Deep Learning – A Cognitive Technology That Mimics The Human Brain

Deep Learning works similar to the human brain. It develops patterns from the data to create a neural network that works like the convolutions of our human brain. To put in simple terms, it connects the data from various patterns observed from data.

The same definition that Arthur Samuel gave for machine Learning fits for Deep Learning too – “a field of study that gives computers the ability to learn without being explicitly programmed

A deep learning system scans data and discovers patterns that can be used to distinguish one object from another. For example, a beer bottle and a glass of wine. Both have distinct edges with varying dimensions.

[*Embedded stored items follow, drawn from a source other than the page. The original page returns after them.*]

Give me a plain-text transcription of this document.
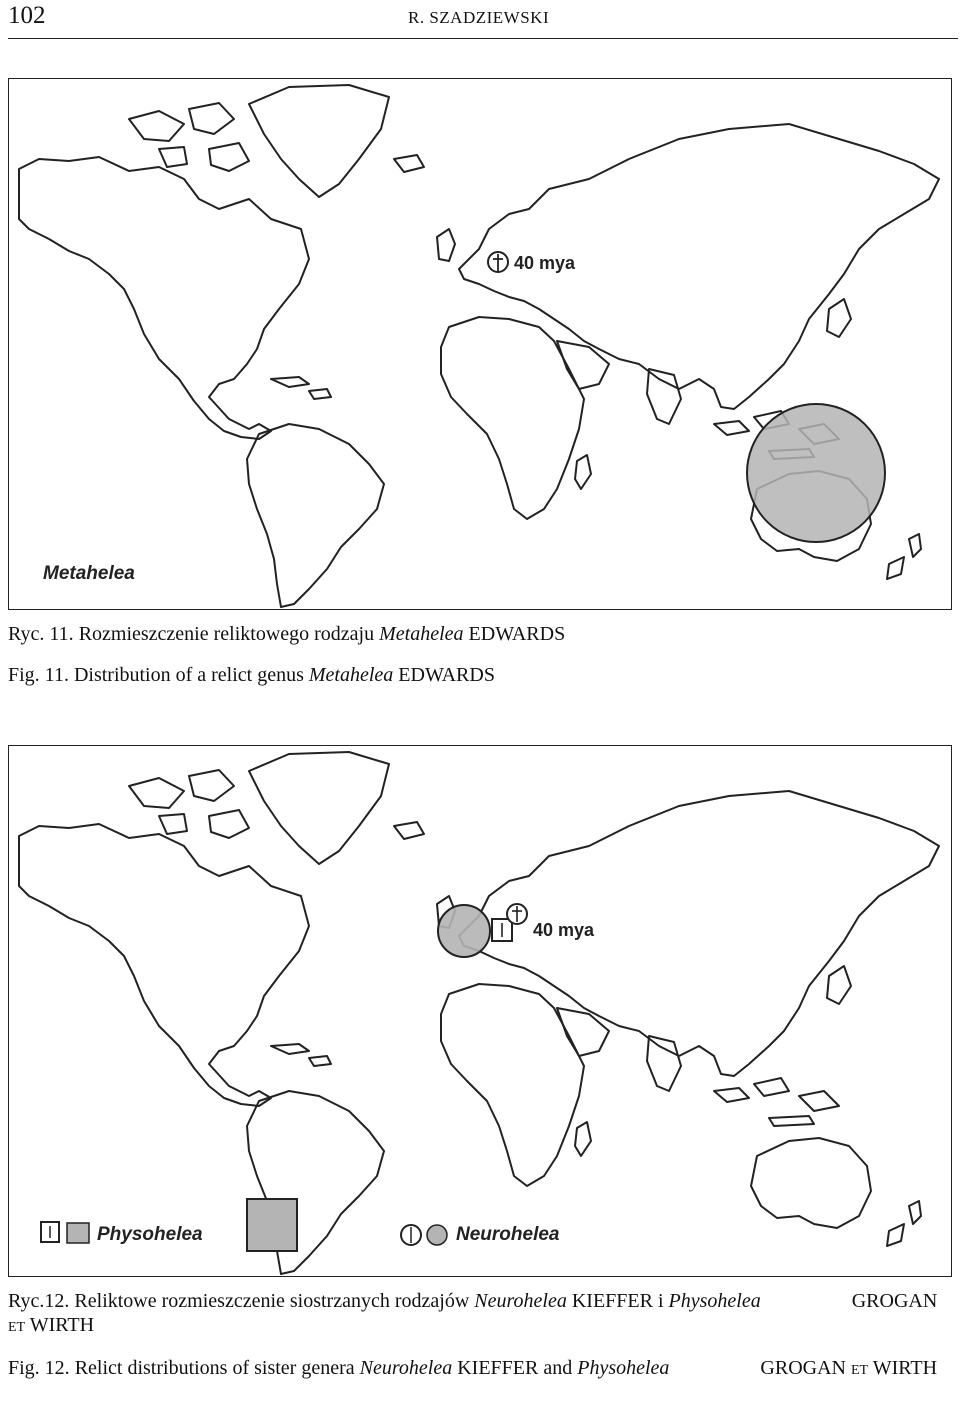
102	R. SZADZIEWSKI
40 mya
Metahelea
Ryc. 11. Rozmieszczenie reliktowego rodzaju Metahelea EDWARDS
Fig. 11. Distribution of a relict genus Metahelea EDWARDS
40 mya
Physohelea	Neurohelea
Ryc.12. Reliktowe rozmieszczenie siostrzanych rodzajów Neurohelea KIEFFER i Physohelea	GROGAN et WIRTH
Fig. 12. Relict distributions of sister genera Neurohelea KIEFFER and Physohelea	GROGAN et WIRTH
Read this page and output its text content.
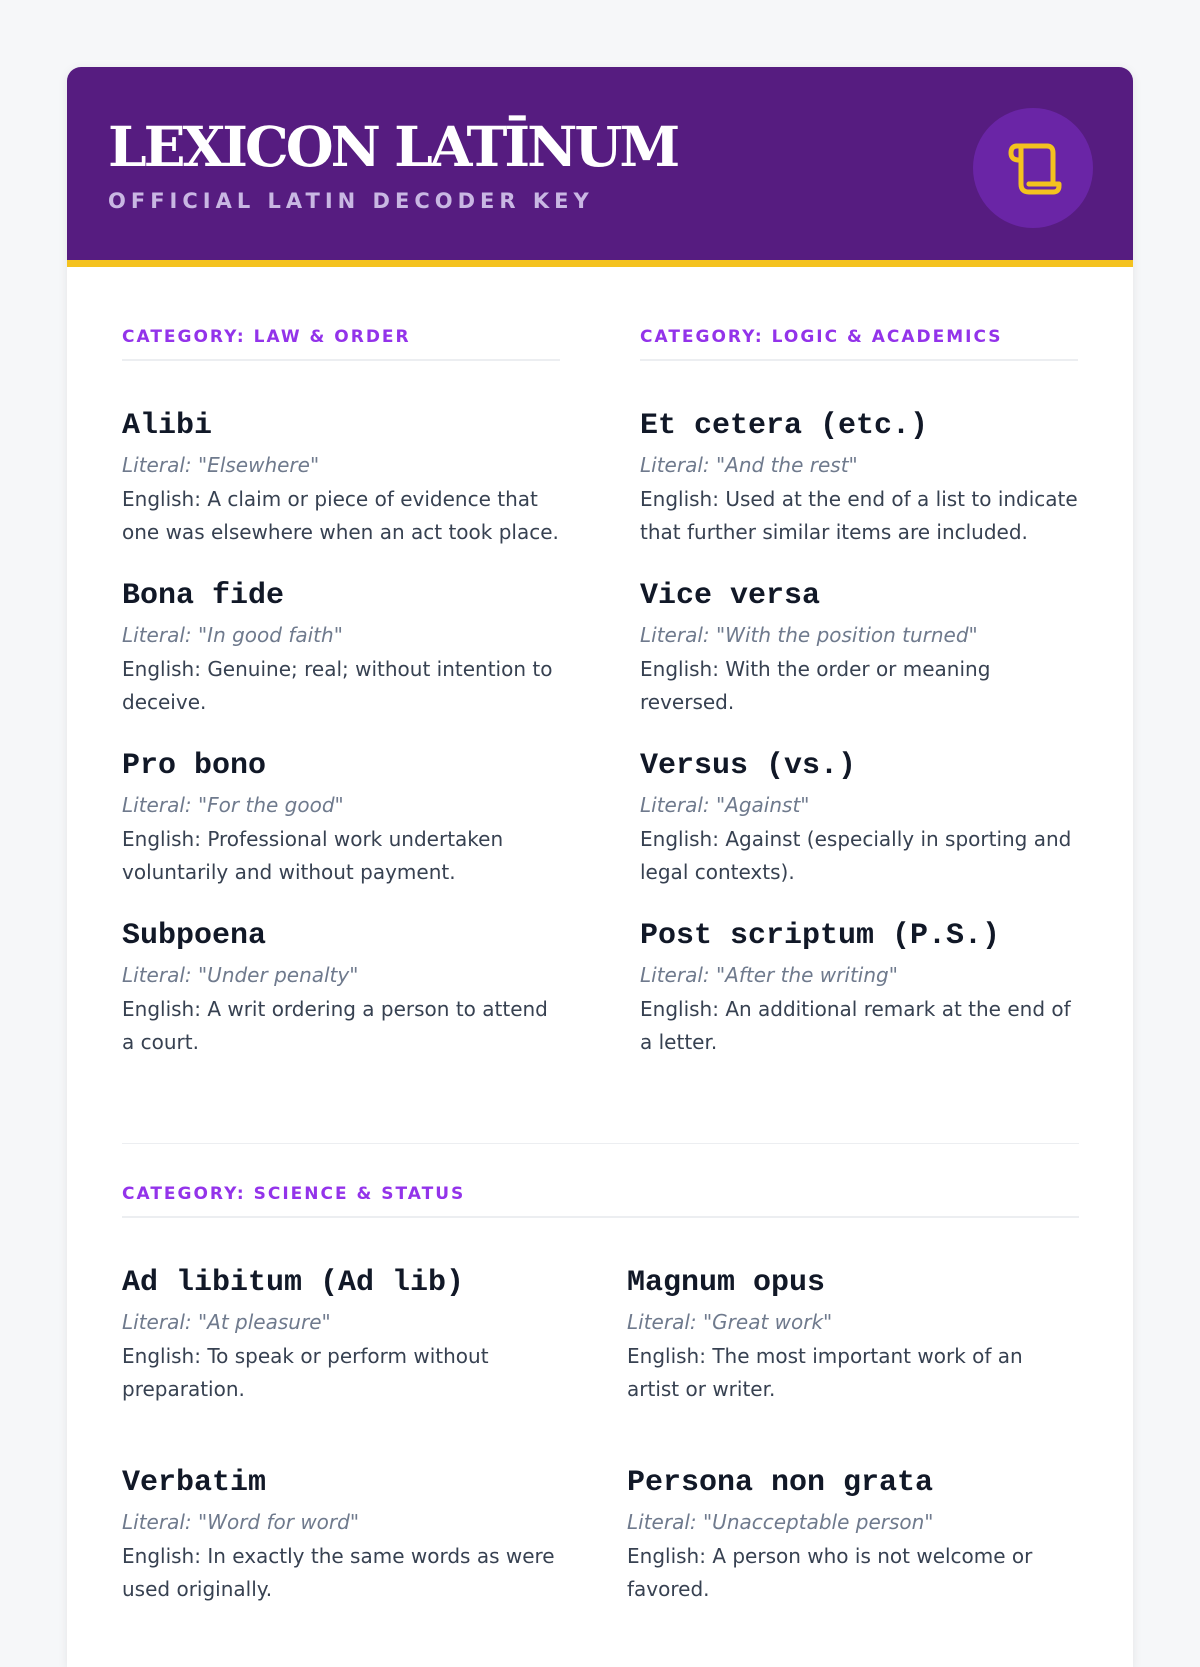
LEXICON LATĪNUM
OFFICIAL LATIN DECODER KEY
CATEGORY: LAW & ORDER
Alibi
Literal: "Elsewhere"
English: A claim or piece of evidence that one was elsewhere when an act took place.
Bona fide
Literal: "In good faith"
English: Genuine; real; without intention to deceive.
Pro bono
Literal: "For the good"
English: Professional work undertaken voluntarily and without payment.
Subpoena
Literal: "Under penalty"
English: A writ ordering a person to attend a court.
CATEGORY: LOGIC & ACADEMICS
Et cetera (etc.)
Literal: "And the rest"
English: Used at the end of a list to indicate that further similar items are included.
Vice versa
Literal: "With the position turned"
English: With the order or meaning reversed.
Versus (vs.)
Literal: "Against"
English: Against (especially in sporting and legal contexts).
Post scriptum (P.S.)
Literal: "After the writing"
English: An additional remark at the end of a letter.
CATEGORY: SCIENCE & STATUS
Ad libitum (Ad lib)
Literal: "At pleasure"
English: To speak or perform without preparation.
Magnum opus
Literal: "Great work"
English: The most important work of an artist or writer.
Verbatim
Literal: "Word for word"
English: In exactly the same words as were used originally.
Persona non grata
Literal: "Unacceptable person"
English: A person who is not welcome or favored.
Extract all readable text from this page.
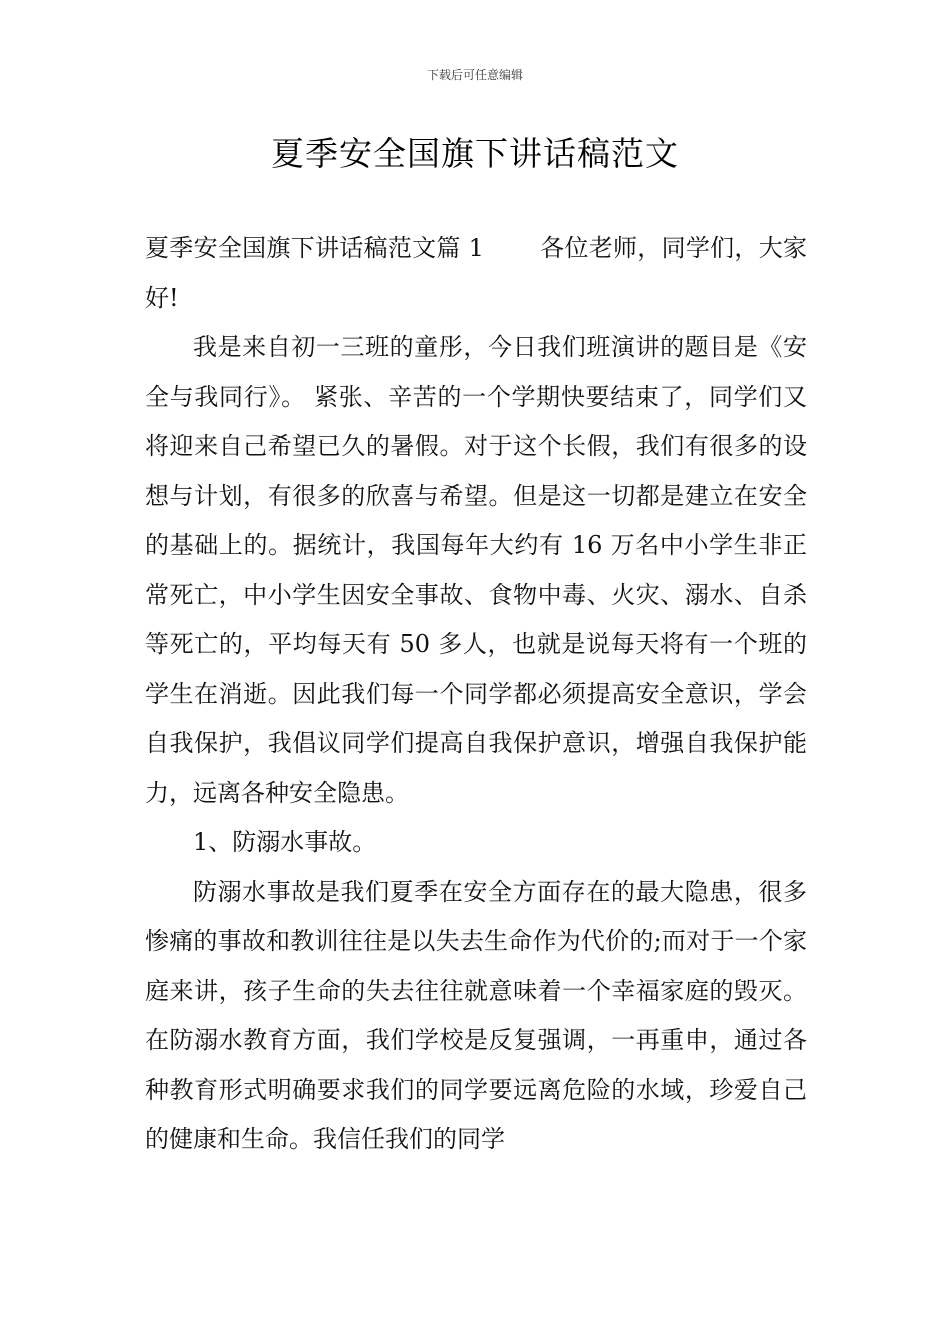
下载后可任意编辑
夏季安全国旗下讲话稿范文

夏季安全国旗下讲话稿范文篇 1 各位老师，同学们，大家好!

我是来自初一三班的童彤，今日我们班演讲的题目是《安全与我同行》。 紧张、辛苦的一个学期快要结束了，同学们又将迎来自己希望已久的暑假。对于这个长假，我们有很多的设想与计划，有很多的欣喜与希望。但是这一切都是建立在安全的基础上的。据统计，我国每年大约有 16 万名中小学生非正常死亡，中小学生因安全事故、食物中毒、火灾、溺水、自杀等死亡的，平均每天有 50 多人，也就是说每天将有一个班的学生在消逝。因此我们每一个同学都必须提高安全意识，学会自我保护，我倡议同学们提高自我保护意识，增强自我保护能力，远离各种安全隐患。

1、防溺水事故。

防溺水事故是我们夏季在安全方面存在的最大隐患，很多惨痛的事故和教训往往是以失去生命作为代价的;而对于一个家庭来讲，孩子生命的失去往往就意味着一个幸福家庭的毁灭。在防溺水教育方面，我们学校是反复强调，一再重申，通过各种教育形式明确要求我们的同学要远离危险的水域，珍爱自己的健康和生命。我信任我们的同学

Deep learning goes further to identify what the object truly is based on complex calculations. It sees through the color, density, and other parameters of the object to come up with a prediction.

For example, deep learning can predict whether a liquid is a beer or wine based on the color and alcohol composition. Unlike machine learning, which needs to be fed with data, deep learning will learn to prepare data models from the given dataset. This is perhaps the point of difference between the two technologies. This self-recognition ability is what makes deep learning a success in image recognition, voice recognition, recommendation systems and so on.

Deep learning enables the system to adjust itself to the data that is fed to it. It combines both historical data and real-time data to make predictions. Google’s AlphaGo algorithm which beat the former world champion Lee Sedol at Go in early 2016 is made up of deep learning systems.

Imagine Artificial Intelligence to be sports. Machine Learning is soccer and Deep Learning is the Champions League of Soccer. Each cognitive technology is an inner layer of the bigger technology that is building the next generation of self-learning systems.

In fact, Machine Learning and Deep learning will take away our dependencies on devices. They can enable surfaces like Google Home, Alexa, etc. to respond to our voice commands and perform actions that were previously considered science fiction. Sundar Pichai in his Google blog says, “Looking to the future, the next big step will be for the very concept of the “device” to fade away.